The fully-grown hog used to take in the sights of leafy, suburban Wimbledon the other side of town with her 27-year-old art student owner Silvia Reis.

But since moving last week to an East End council flat in Bethnal Green’s Blythendale House in Mansford Street, off Hackney Road, she has been housebound while waiting for the licence from Whitehall before she can be taken for walks in the street.

DISEASE

“Pigs can carry diseases,” owner Silvia explained. “So if something breaks out, the authorities have to know exactly where she has been.”

Even then, she will have to stick to a set route that won’t bring her into contact with other pigs.

That’s not so unusual, even in an inner urban district like the East End. Mimi’s new home is barely a pigs’ trot from Hackney city farm just the other side of the Hackney Road.

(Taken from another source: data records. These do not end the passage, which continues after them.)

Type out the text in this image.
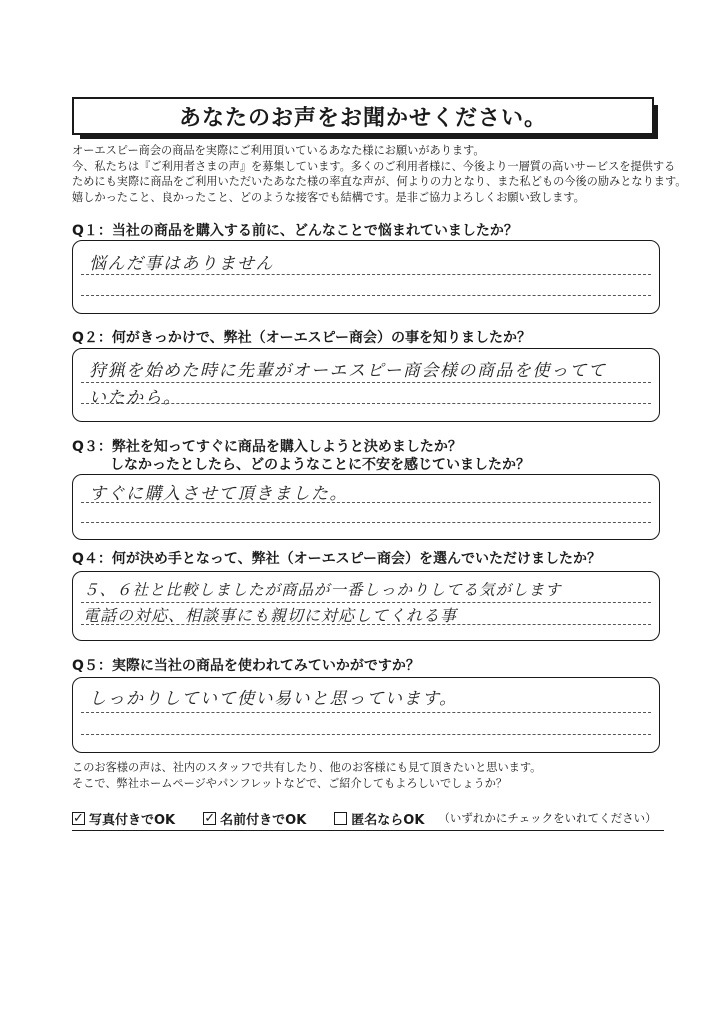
あなたのお声をお聞かせください。
オーエスピー商会の商品を実際にご利用頂いているあなた様にお願いがあります。
今、私たちは『ご利用者さまの声』を募集しています。多くのご利用者様に、今後より一層質の高いサービスを提供する
ためにも実際に商品をご利用いただいたあなた様の率直な声が、何よりの力となり、また私どもの今後の励みとなります。
嬉しかったこと、良かったこと、どのような接客でも結構です。是非ご協力よろしくお願い致します。
Q１：当社の商品を購入する前に、どんなことで悩まれていましたか？
悩んだ事はありません
Q２：何がきっかけで、弊社（オーエスピー商会）の事を知りましたか？
狩猟を始めた時に先輩がオーエスピー商会様の商品を使ってて
いたから。
Q３：弊社を知ってすぐに商品を購入しようと決めましたか？
しなかったとしたら、どのようなことに不安を感じていましたか？
すぐに購入させて頂きました。
Q４：何が決め手となって、弊社（オーエスピー商会）を選んでいただけましたか？
５、６社と比較しましたが商品が一番しっかりしてる気がします
電話の対応、相談事にも親切に対応してくれる事
Q５：実際に当社の商品を使われてみていかがですか？
しっかりしていて使い易いと思っています。
このお客様の声は、社内のスタッフで共有したり、他のお客様にも見て頂きたいと思います。
そこで、弊社ホームページやパンフレットなどで、ご紹介してもよろしいでしょうか？
✓ 写真付きでOK ✓ 名前付きでOK	匿名ならOK （いずれかにチェックをいれてください）
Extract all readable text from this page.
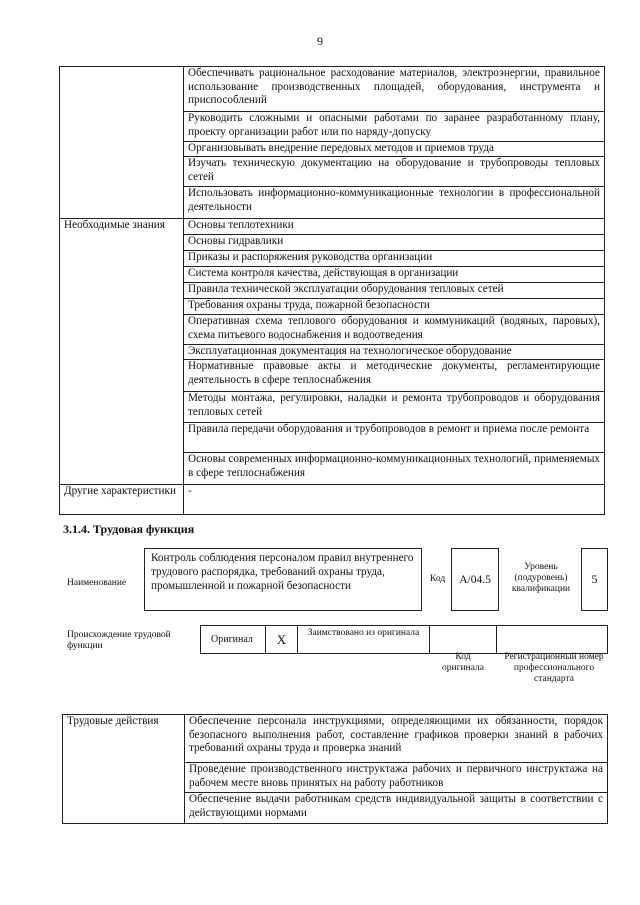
9
	Обеспечивать рациональное расходование материалов, электроэнергии, правильное использование производственных площадей, оборудования, инструмента и приспособлений
	Руководить сложными и опасными работами по заранее разработанному плану, проекту организации работ или по наряду-допуску
	Организовывать внедрение передовых методов и приемов труда
	Изучать техническую документацию на оборудование и трубопроводы тепловых сетей
	Использовать информационно-коммуникационные технологии в профессиональной деятельности
Необходимые знания	Основы теплотехники
	Основы гидравлики
	Приказы и распоряжения руководства организации
	Система контроля качества, действующая в организации
	Правила технической эксплуатации оборудования тепловых сетей
	Требования охраны труда, пожарной безопасности
	Оперативная схема теплового оборудования и коммуникаций (водяных, паровых), схема питьевого водоснабжения и водоотведения
	Эксплуатационная документация на технологическое оборудование
	Нормативные правовые акты и методические документы, регламентирующие деятельность в сфере теплоснабжения
	Методы монтажа, регулировки, наладки и ремонта трубопроводов и оборудования тепловых сетей
	Правила передачи оборудования и трубопроводов в ремонт и приема после ремонта
	Основы современных информационно-коммуникационных технологий, применяемых в сфере теплоснабжения
Другие характеристики	-
3.1.4. Трудовая функция
Наименование
Контроль соблюдения персоналом правил внутреннего трудового распорядка, требований охраны труда, промышленной и пожарной безопасности
Код	A/04.5
Уровень (подуровень) квалификации
5
Происхождение трудовой функции
Оригинал	X	Заимствовано из оригинала
Код оригинала
Регистрационный номер профессионального стандарта
Трудовые действия	Обеспечение персонала инструкциями, определяющими их обязанности, порядок безопасного выполнения работ, составление графиков проверки знаний в рабочих требований охраны труда и проверка знаний
Проведение производственного инструктажа рабочих и первичного инструктажа на рабочем месте вновь принятых на работу работников
Обеспечение выдачи работникам средств индивидуальной защиты в соответствии с действующими нормами
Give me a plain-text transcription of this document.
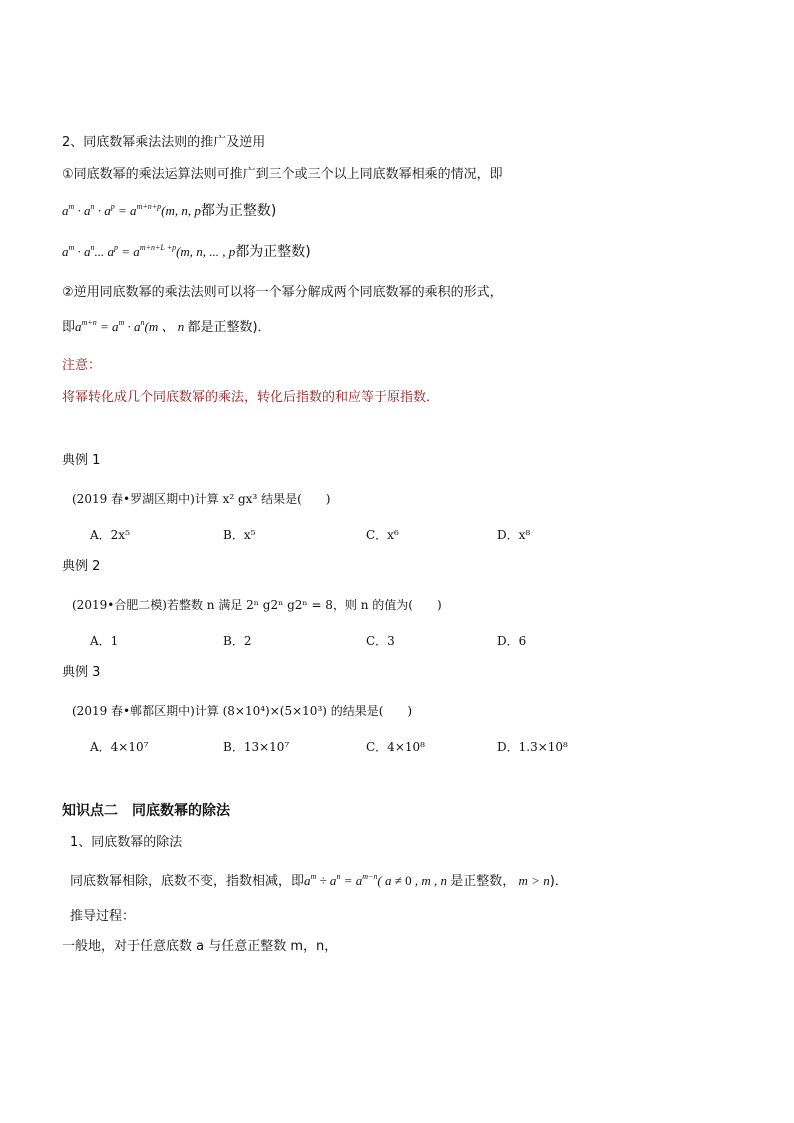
2、同底数幂乘法法则的推广及逆用
①同底数幂的乘法运算法则可推广到三个或三个以上同底数幂相乘的情况，即
$a^m \cdot a^n \cdot a^p = a^{m+n+p}(m$, n, p都为正整数)
$a^m \cdot a^n$... $a^p = a^{m+n+L +p}(m$, n, ... , p都为正整数)
②逆用同底数幂的乘法法则可以将一个幂分解成两个同底数幂的乘积的形式，
即$a^{m+n} = a^m \cdot a^n(m$ 、 n 都是正整数)．
注意：
将幂转化成几个同底数幂的乘法，转化后指数的和应等于原指数．
典例 1
(2019 春•罗湖区期中)计算 x² gx³ 结果是(　　)
A．2x⁵	B．x⁵	C．x⁶	D．x⁸
典例 2
(2019•合肥二模)若整数 n 满足 2ⁿ g2ⁿ g2ⁿ = 8，则 n 的值为(　　)
A．1	B．2	C．3	D．6
典例 3
(2019 春•郸都区期中)计算 (8×10⁴)×(5×10³) 的结果是(　　)
A．4×10⁷	B．13×10⁷	C．4×10⁸	D．1.3×10⁸
知识点二　同底数幂的除法
1、同底数幂的除法
同底数幂相除，底数不变，指数相减，即$a^m \div a^n = a^{m-n}$( a ≠ 0 , m , n 是正整数， m > n)．
推导过程：
一般地，对于任意底数 a 与任意正整数 m，n，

Neighbours, meanwhile, have raised concerns with the current fears of swine flu’ from Mexico.

“She’s never been to Mexico—she’s from Portugal,” Silvia insists. “Besides, Mimi is very clean.”

FACEBOOK

Mimi is using her housebound’ time while waiting for her street’ licence from the Environment & Rural Affairs Department by keeping busy with her own Facebook profile on the internet. She has 35 Facebook friends’ eager to know what she’s up to.

“Mimi is fully housetrained and very intelligent,” Silvia will tell you. “She thinks she should live inside the flat with us. She’s very territorial.”

High maintenance Mimi requires a special diet of vegetarian pig food Silvia buys online—dried veg and soya, with fresh fruit and vegetables.

Silvia also has several dogs back in her native Portugal, but they couldn’t come because of Britain’s strict quarantine regulations—that don’t appear to include pigs like Mimi.